Há mais ou menos vinte anos Luís Fernando Veríssimo escreveu que “a sintaxe é uma questão de uso, não de princípios. Escrever bem é escrever claro, não necessariamente certo”. Na época, seus argumentos provocaram polêmica, mas não é difícil concordar com o escritor gaúcho.

Mas se as regras devem ser esquecidas ou abandonadas em favor das já citadas simplificação, clareza, concisão e exatidão, também não devemos abusar e partir para a ignorância sem peias. Foi o mesmo Veríssimo quem afirmou: “A gramática precisa apanhar todos os dias para saber quem é que manda”. Mas não devemos abusar da violência nas surras, pois podemos aleijá-la ou até matá-la.

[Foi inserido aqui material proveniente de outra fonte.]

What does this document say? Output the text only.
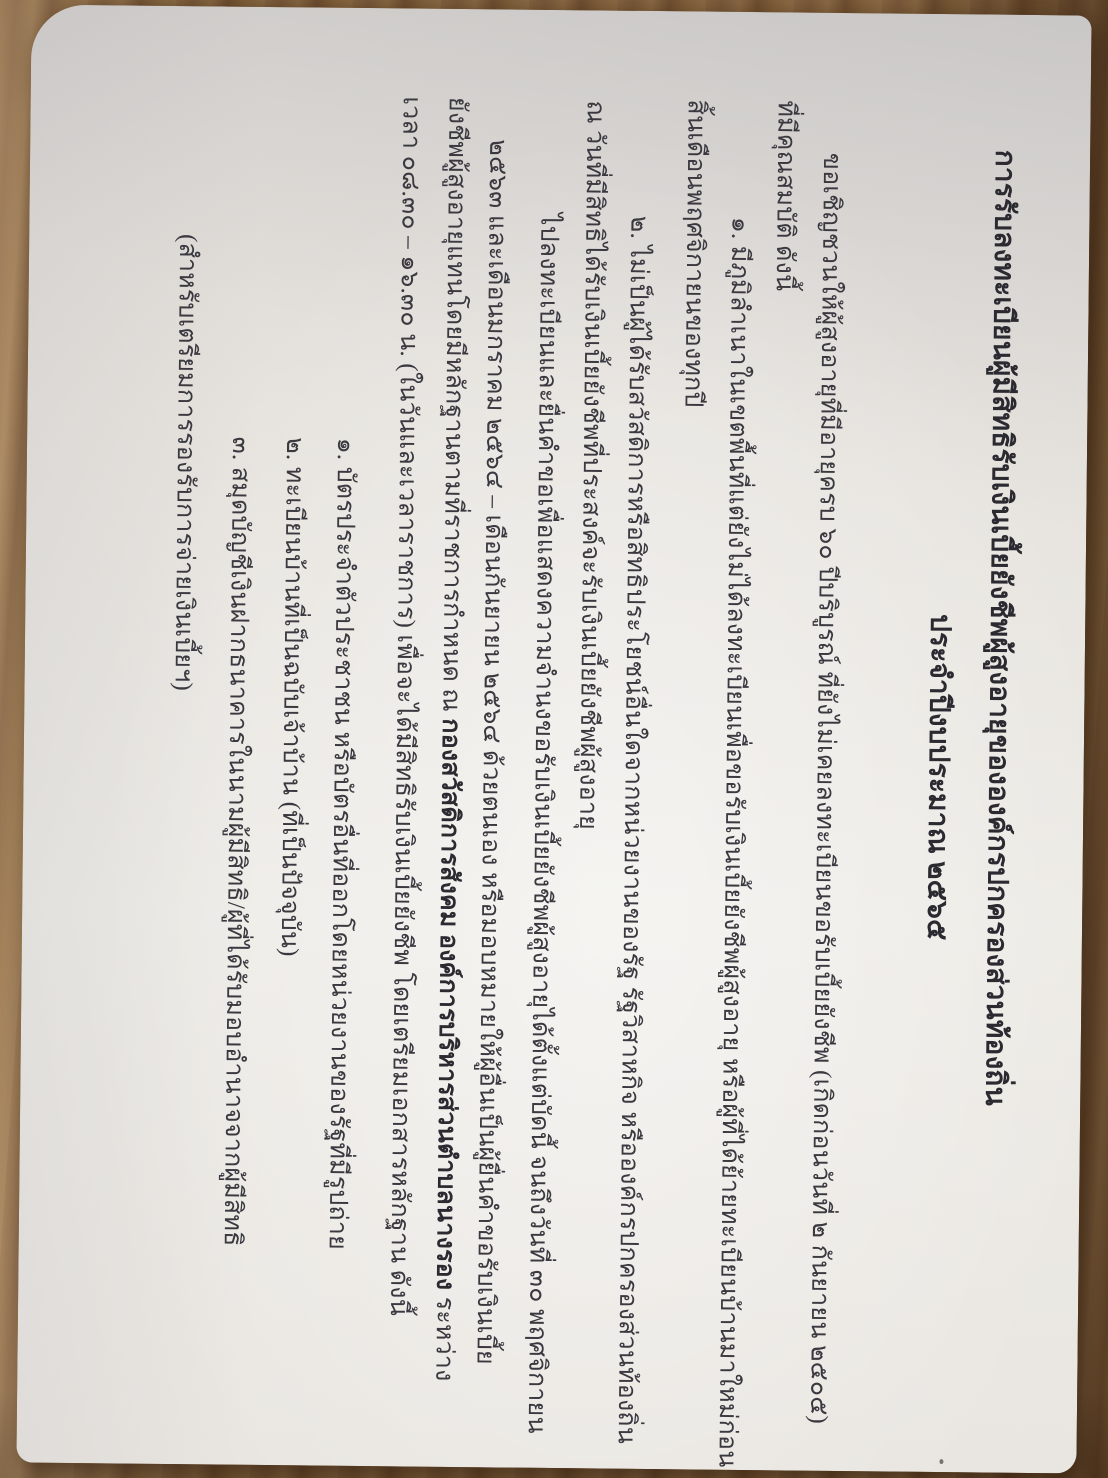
การรับลงทะเบียนผู้มีสิทธิรับเงินเบี้ยยังชีพผู้สูงอายุขององค์กรปกครองส่วนท้องถิ่น
ประจำปีงบประมาณ ๒๕๖๕
ขอเชิญชวนให้ผู้สูงอายุที่มีอายุครบ ๖๐ ปีบริบูรณ์ ที่ยังไม่เคยลงทะเบียนขอรับเบี้ยยังชีพ (เกิดก่อนวันที่ ๒ กันยายน ๒๕๐๕)
ที่มีคุณสมบัติ ดังนี้
๑. มีภูมิลำเนาในเขตพื้นที่แต่ยังไม่ได้ลงทะเบียนเพื่อขอรับเงินเบี้ยยังชีพผู้สูงอายุ หรือผู้ที่ได้ย้ายทะเบียนบ้านมาใหม่ก่อน
สิ้นเดือนพฤศจิกายนของทุกปี
๒. ไม่เป็นผู้ได้รับสวัสดิการหรือสิทธิประโยชน์อื่นใดจากหน่วยงานของรัฐ รัฐวิสาหกิจ หรือองค์กรปกครองส่วนท้องถิ่น
ณ วันที่มีสิทธิได้รับเงินเบี้ยยังชีพที่ประสงค์จะรับเงินเบี้ยยังชีพผู้สูงอายุ
ไปลงทะเบียนและยื่นคำขอเพื่อแสดงความจำนงขอรับเงินเบี้ยยังชีพผู้สูงอายุได้ตั้งแต่บัดนี้ จนถึงวันที่ ๓๐ พฤศจิกายน
๒๕๖๓ และเดือนมกราคม ๒๕๖๔ – เดือนกันยายน ๒๕๖๔ ด้วยตนเอง หรือมอบหมายให้ผู้อื่นเป็นผู้ยื่นคำขอรับเงินเบี้ย
ยังชีพผู้สูงอายุแทนโดยมีหลักฐานตามที่ราชการกำหนด ณ กองสวัสดิการสังคม องค์การบริหารส่วนตำบลนางรอง ระหว่าง
เวลา ๐๘.๓๐ – ๑๖.๓๐ น. (ในวันและเวลาราชการ) เพื่อจะได้มีสิทธิรับเงินเบี้ยยังชีพ โดยเตรียมเอกสารหลักฐาน ดังนี้
๑. บัตรประจำตัวประชาชน หรือบัตรอื่นที่ออกโดยหน่วยงานของรัฐที่มีรูปถ่าย
๒. ทะเบียนบ้านที่เป็นฉบับเจ้าบ้าน (ที่เป็นปัจจุบัน)
๓. สมุดบัญชีเงินฝากธนาคารในนามผู้มีสิทธิ/ผู้ที่ได้รับมอบอำนาจจากผู้มีสิทธิ
(สำหรับเตรียมการรองรับการจ่ายเงินเบี้ยฯ)
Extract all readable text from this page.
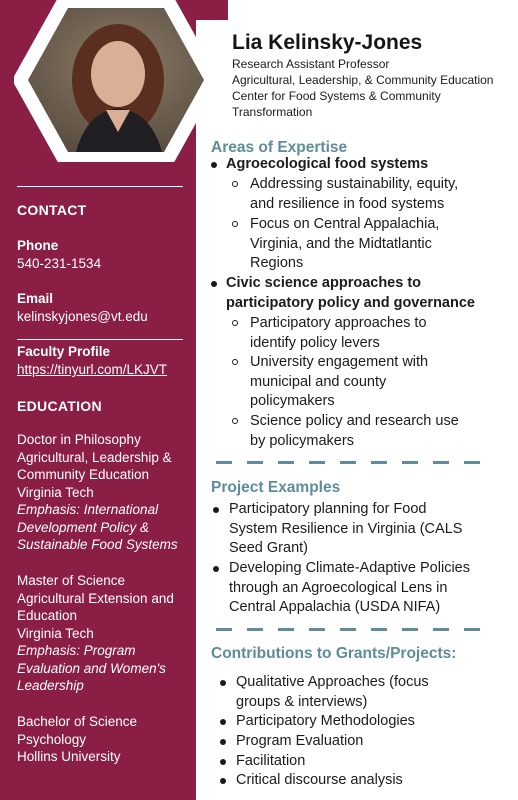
CONTACT
Phone
540-231-1534
Email
kelinskyjones@vt.edu
Faculty Profile
https://tinyurl.com/LKJVT
EDUCATION
Doctor in Philosophy
Agricultural, Leadership &
Community Education
Virginia Tech
Emphasis: International
Development Policy &
Sustainable Food Systems
Master of Science
Agricultural Extension and
Education
Virginia Tech
Emphasis: Program
Evaluation and Women's
Leadership
Bachelor of Science
Psychology
Hollins University
Lia Kelinsky-Jones
Research Assistant Professor
Agricultural, Leadership, & Community Education
Center for Food Systems & Community
Transformation
Areas of Expertise
Agroecological food systems
Addressing sustainability, equity,
and resilience in food systems
Focus on Central Appalachia,
Virginia, and the Midtatlantic
Regions
Civic science approaches to
participatory policy and governance
Participatory approaches to
identify policy levers
University engagement with
municipal and county
policymakers
Science policy and research use
by policymakers
Project Examples
Participatory planning for Food
System Resilience in Virginia (CALS
Seed Grant)
Developing Climate-Adaptive Policies
through an Agroecological Lens in
Central Appalachia (USDA NIFA)
Contributions to Grants/Projects:
Qualitative Approaches (focus
groups & interviews)
Participatory Methodologies
Program Evaluation
Facilitation
Critical discourse analysis
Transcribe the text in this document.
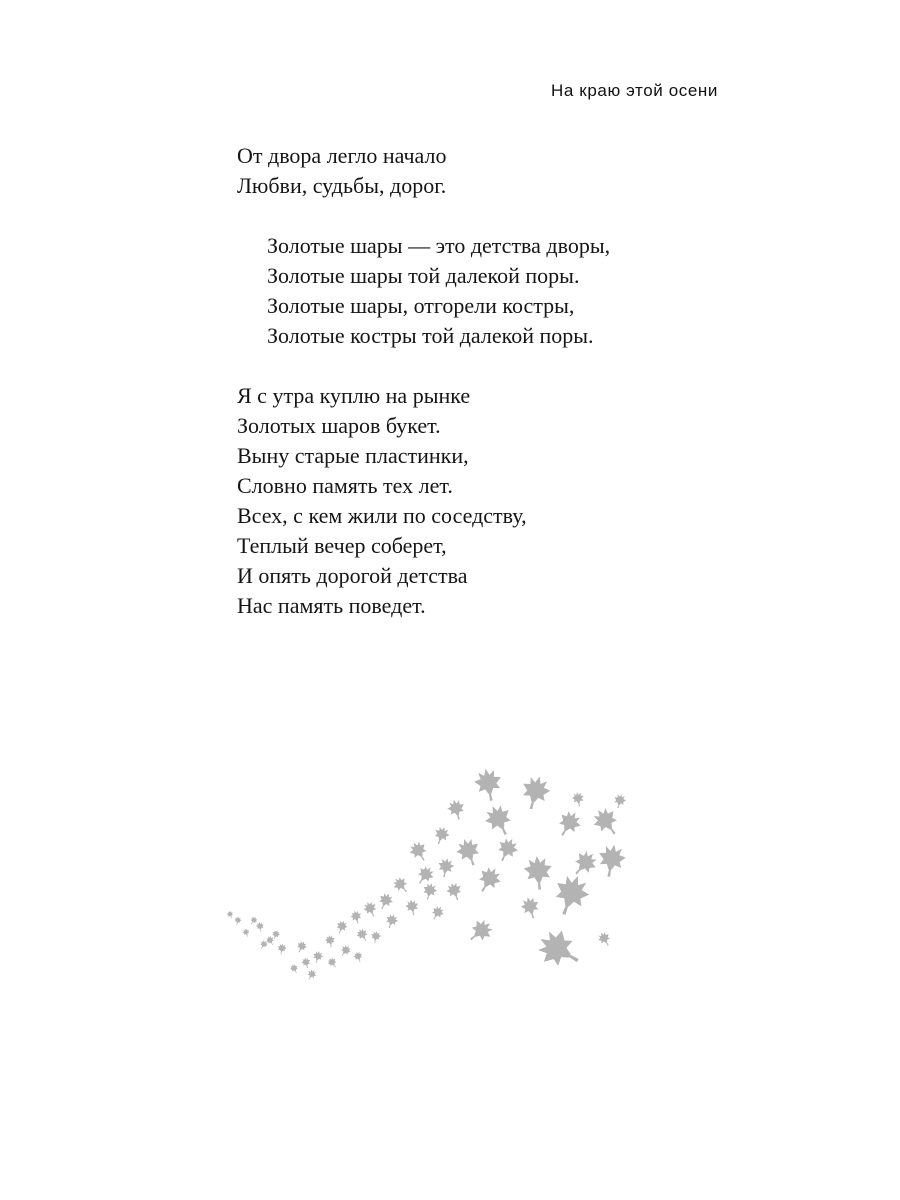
На краю этой осени
От двора легло начало
Любви, судьбы, дорог.
Золотые шары — это детства дворы,
Золотые шары той далекой поры.
Золотые шары, отгорели костры,
Золотые костры той далекой поры.
Я с утра куплю на рынке
Золотых шаров букет.
Выну старые пластинки,
Словно память тех лет.
Всех, с кем жили по соседству,
Теплый вечер соберет,
И опять дорогой детства
Нас память поведет.
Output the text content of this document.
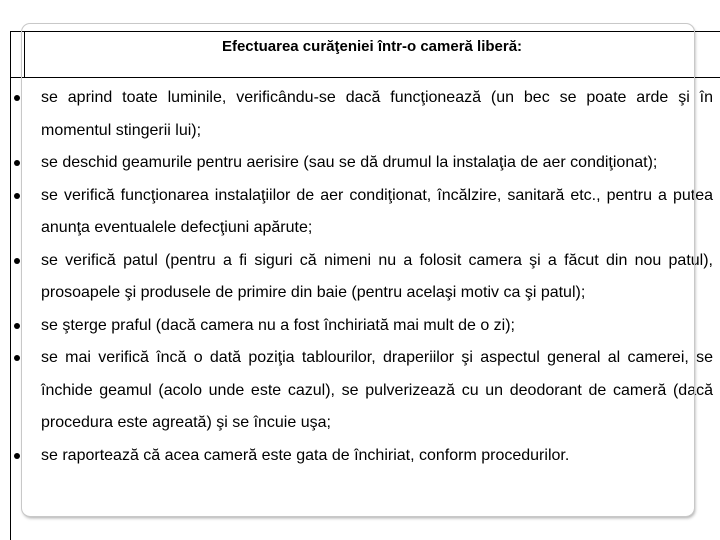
Efectuarea curăţeniei într-o cameră liberă:
se aprind toate luminile, verificându-se dacă funcţionează (un bec se poate arde şi în momentul stingerii lui);
se deschid geamurile pentru aerisire (sau se dă drumul la instalaţia de aer condiţionat);
se verifică funcţionarea instalaţiilor de aer condiţionat, încălzire, sanitară etc., pentru a putea anunţa eventualele defecţiuni apărute;
se verifică patul (pentru a fi siguri că nimeni nu a folosit camera şi a făcut din nou patul), prosoapele şi produsele de primire din baie (pentru acelaşi motiv ca şi patul);
se şterge praful (dacă camera nu a fost închiriată mai mult de o zi);
se mai verifică încă o dată poziţia tablourilor, draperiilor şi aspectul general al camerei, se închide geamul (acolo unde este cazul), se pulverizează cu un deodorant de cameră (dacă procedura este agreată) şi se încuie uşa;
se raportează că acea cameră este gata de închiriat, conform procedurilor.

Portanto, perdão leitor pelos nossos erros.

“Ensinamentos” como os do meu "professor" tuiteiro são perfeitamente dispensáveis, pois quem não sabe, acredita. Preserve-nos da ignorância, professor... Talvez a gente deva andar com um Hoauiss debaixo do braço e sacá-lo rapidamente toda vez que alguém nos afrontar com a incultura. Em caso de dúvida, pergunte. Não é vergonha perguntar. Mas é vergonha ser ignorante.